A right angled triangle whose sides are 3 cm, 4 cm and 5 cm

We consider the following figure as follows

Let the angle B is right angle and the sides of the triangle are AB = 4cm, BC = 3cm,
AC = 5cm.

When the triangle is revolved about the side AB, then the base-radius, height and slant height of the produced cone becomes BC, AB and AC respectively. Therefore, the volume of the produced cone is

$\mathrm{V}_{1}=\frac{1}{3} \pi \times \mathrm{BC}^{2} \times \mathrm{AB}$

$=\frac{1}{3} \pi \times(3)^{2} \times 4$

$=12 \pi$ cubic cm

In this case, the curved surface area of the cone is

$S_{1}=\pi \times \mathrm{BC} \times \mathrm{AC}$

$=\pi \times 3 \times 5$

$=15 \pi$ square $\mathrm{cm}$

When the triangle is revolved about the side BC, then the base-radius, height and slant height of the produced cone becomes AB, BC and AC respectively.
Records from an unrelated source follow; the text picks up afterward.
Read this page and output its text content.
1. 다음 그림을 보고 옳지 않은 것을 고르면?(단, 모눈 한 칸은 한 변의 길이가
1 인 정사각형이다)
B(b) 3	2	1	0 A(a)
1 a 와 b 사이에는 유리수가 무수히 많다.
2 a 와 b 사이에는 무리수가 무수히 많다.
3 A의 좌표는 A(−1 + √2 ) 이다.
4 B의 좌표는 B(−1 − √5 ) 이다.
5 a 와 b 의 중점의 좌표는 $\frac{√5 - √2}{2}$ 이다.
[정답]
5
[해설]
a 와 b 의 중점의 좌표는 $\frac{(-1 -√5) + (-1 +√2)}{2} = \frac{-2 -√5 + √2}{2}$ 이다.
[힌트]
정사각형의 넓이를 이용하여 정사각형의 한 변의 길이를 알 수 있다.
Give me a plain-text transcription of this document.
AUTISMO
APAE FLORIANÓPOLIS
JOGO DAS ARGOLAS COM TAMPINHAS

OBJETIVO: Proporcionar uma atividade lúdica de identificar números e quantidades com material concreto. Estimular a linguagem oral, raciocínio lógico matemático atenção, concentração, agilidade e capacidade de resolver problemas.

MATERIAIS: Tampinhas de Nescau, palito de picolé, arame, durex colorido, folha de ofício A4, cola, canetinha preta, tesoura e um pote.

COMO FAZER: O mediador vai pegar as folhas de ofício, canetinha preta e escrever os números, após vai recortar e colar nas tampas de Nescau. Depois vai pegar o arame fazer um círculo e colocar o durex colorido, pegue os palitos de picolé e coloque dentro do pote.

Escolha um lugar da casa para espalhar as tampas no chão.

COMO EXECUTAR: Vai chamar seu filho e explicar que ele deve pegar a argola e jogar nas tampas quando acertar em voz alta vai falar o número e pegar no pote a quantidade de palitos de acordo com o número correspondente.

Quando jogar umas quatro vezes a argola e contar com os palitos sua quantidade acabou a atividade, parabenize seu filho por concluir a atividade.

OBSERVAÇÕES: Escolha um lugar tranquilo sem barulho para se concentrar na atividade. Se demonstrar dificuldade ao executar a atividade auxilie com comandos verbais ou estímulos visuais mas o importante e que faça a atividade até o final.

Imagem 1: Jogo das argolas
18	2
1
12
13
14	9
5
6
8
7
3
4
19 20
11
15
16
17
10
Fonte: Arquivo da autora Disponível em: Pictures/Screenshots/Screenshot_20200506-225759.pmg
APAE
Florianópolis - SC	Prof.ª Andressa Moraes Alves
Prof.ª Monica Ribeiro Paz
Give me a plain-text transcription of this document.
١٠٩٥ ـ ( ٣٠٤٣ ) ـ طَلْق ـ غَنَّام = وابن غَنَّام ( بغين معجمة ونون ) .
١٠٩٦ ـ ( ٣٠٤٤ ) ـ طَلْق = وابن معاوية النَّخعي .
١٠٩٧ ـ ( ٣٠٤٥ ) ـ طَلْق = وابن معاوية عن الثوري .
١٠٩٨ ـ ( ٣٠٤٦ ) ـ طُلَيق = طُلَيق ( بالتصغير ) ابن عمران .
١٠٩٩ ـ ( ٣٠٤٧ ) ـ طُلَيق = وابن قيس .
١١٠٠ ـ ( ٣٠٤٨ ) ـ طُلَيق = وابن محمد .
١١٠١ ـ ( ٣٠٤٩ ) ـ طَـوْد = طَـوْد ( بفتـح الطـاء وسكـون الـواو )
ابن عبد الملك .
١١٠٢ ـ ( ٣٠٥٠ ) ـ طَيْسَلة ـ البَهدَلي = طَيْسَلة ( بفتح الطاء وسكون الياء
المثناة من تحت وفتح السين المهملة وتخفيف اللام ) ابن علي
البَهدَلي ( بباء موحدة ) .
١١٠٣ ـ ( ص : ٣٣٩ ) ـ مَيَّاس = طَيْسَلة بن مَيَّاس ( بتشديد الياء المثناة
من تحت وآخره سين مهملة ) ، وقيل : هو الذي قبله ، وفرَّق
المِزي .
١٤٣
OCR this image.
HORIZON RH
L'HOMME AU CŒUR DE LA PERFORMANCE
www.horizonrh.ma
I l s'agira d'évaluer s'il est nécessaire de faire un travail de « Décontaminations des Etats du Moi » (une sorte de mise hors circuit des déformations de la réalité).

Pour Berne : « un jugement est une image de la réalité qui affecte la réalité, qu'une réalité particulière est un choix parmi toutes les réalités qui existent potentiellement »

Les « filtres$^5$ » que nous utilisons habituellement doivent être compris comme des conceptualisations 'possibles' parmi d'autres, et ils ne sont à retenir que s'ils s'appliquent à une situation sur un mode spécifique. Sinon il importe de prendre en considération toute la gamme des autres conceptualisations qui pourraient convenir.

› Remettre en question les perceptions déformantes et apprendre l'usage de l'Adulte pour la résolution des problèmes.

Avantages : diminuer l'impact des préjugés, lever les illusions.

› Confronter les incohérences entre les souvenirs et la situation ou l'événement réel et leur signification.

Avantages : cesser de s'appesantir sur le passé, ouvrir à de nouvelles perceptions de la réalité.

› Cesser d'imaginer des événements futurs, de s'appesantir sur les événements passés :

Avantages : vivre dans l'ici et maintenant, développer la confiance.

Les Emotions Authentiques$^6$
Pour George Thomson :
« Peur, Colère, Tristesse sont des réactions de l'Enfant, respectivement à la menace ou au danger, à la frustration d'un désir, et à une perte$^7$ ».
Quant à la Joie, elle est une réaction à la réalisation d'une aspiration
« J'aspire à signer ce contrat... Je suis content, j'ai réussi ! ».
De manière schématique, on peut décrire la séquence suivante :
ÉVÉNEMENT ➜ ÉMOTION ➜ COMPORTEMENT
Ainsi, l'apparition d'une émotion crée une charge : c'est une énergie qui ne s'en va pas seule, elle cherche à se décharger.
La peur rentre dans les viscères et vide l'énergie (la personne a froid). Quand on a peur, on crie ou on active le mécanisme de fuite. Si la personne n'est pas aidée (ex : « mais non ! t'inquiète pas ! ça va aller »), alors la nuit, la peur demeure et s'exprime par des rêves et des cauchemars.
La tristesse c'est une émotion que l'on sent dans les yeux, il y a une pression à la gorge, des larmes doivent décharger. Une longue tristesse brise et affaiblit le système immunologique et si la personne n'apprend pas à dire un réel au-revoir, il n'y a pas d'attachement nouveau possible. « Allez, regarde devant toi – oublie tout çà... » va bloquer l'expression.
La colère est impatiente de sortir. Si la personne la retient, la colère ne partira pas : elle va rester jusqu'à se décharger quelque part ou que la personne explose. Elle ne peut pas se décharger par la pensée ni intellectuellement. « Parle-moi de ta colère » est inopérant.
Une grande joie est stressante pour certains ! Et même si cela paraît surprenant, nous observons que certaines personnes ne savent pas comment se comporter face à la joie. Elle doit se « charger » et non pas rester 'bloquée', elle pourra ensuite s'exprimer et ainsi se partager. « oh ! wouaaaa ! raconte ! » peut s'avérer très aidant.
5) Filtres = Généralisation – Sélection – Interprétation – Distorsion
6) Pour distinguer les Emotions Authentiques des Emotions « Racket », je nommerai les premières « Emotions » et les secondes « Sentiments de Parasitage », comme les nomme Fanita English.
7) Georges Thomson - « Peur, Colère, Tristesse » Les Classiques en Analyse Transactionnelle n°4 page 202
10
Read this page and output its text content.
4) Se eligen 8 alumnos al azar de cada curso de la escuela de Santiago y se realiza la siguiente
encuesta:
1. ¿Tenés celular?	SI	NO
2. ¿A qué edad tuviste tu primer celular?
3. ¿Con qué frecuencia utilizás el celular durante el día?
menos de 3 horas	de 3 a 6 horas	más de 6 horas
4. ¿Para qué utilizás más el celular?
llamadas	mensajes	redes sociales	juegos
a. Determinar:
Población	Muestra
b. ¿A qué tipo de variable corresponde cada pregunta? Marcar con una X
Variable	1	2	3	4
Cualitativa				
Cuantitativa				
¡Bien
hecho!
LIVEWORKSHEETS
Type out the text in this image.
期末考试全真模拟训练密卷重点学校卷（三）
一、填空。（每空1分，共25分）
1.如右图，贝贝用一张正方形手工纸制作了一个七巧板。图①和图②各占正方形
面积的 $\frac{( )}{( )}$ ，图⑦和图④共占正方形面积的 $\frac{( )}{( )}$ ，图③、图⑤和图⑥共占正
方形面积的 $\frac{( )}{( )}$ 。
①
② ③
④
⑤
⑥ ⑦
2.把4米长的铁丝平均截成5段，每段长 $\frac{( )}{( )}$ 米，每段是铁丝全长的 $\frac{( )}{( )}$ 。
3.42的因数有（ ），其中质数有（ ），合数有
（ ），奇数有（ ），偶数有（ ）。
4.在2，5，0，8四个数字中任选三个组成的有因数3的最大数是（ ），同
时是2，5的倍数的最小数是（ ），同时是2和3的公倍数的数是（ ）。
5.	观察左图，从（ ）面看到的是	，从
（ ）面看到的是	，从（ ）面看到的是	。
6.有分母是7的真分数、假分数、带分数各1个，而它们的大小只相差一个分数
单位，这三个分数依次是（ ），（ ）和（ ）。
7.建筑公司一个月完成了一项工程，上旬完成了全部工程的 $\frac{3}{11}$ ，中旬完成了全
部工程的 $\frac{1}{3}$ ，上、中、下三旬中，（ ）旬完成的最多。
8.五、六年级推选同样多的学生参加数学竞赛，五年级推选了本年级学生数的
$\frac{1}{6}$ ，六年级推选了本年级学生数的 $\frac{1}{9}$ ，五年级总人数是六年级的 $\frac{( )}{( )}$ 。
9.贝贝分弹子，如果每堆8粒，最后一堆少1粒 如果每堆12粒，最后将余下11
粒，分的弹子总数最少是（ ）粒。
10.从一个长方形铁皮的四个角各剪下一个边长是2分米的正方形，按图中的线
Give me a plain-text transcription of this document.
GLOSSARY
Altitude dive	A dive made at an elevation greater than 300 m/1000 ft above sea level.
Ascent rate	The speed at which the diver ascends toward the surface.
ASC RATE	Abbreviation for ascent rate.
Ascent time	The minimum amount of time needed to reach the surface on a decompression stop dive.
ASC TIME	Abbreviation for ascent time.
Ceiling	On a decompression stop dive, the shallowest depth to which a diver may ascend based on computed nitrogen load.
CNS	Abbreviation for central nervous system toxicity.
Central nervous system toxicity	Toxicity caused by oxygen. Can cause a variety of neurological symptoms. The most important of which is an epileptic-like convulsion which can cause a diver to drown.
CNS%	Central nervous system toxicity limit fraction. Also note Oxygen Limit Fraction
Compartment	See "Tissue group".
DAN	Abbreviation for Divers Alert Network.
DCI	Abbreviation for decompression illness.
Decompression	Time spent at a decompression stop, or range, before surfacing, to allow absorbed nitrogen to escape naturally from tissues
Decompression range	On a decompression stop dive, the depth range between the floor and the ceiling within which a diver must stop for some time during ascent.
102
Therefore, the volume of the produced cone is

$V_{2}=\frac{1}{3} \pi \times \mathrm{AB}^{2} \times \mathrm{BC}$

$=\frac{1}{3} \pi \times(4)^{2} \times 3$

$=16 \pi$ cubic cm

In this case, the curved surface area of the cone is

$S_{2}=\pi \times \mathrm{AB} \times \mathrm{AC}$

$=\pi \times 4 \times 5$

$=20 \pi$ square $\mathrm{cm}$

Therefore, the difference between the volumes of the two cones so formed is

$V_{2}-V_{1}=16 \pi-12 \pi$

$=4 \pi \mathrm{cm}^{3}$

Hence the difference between the volumes is $4 \pi \mathrm{cm}^{3}$

And surface areas are $15 \pi \mathrm{cm}^{2}$ and $20 \pi \mathrm{cm}^{2}$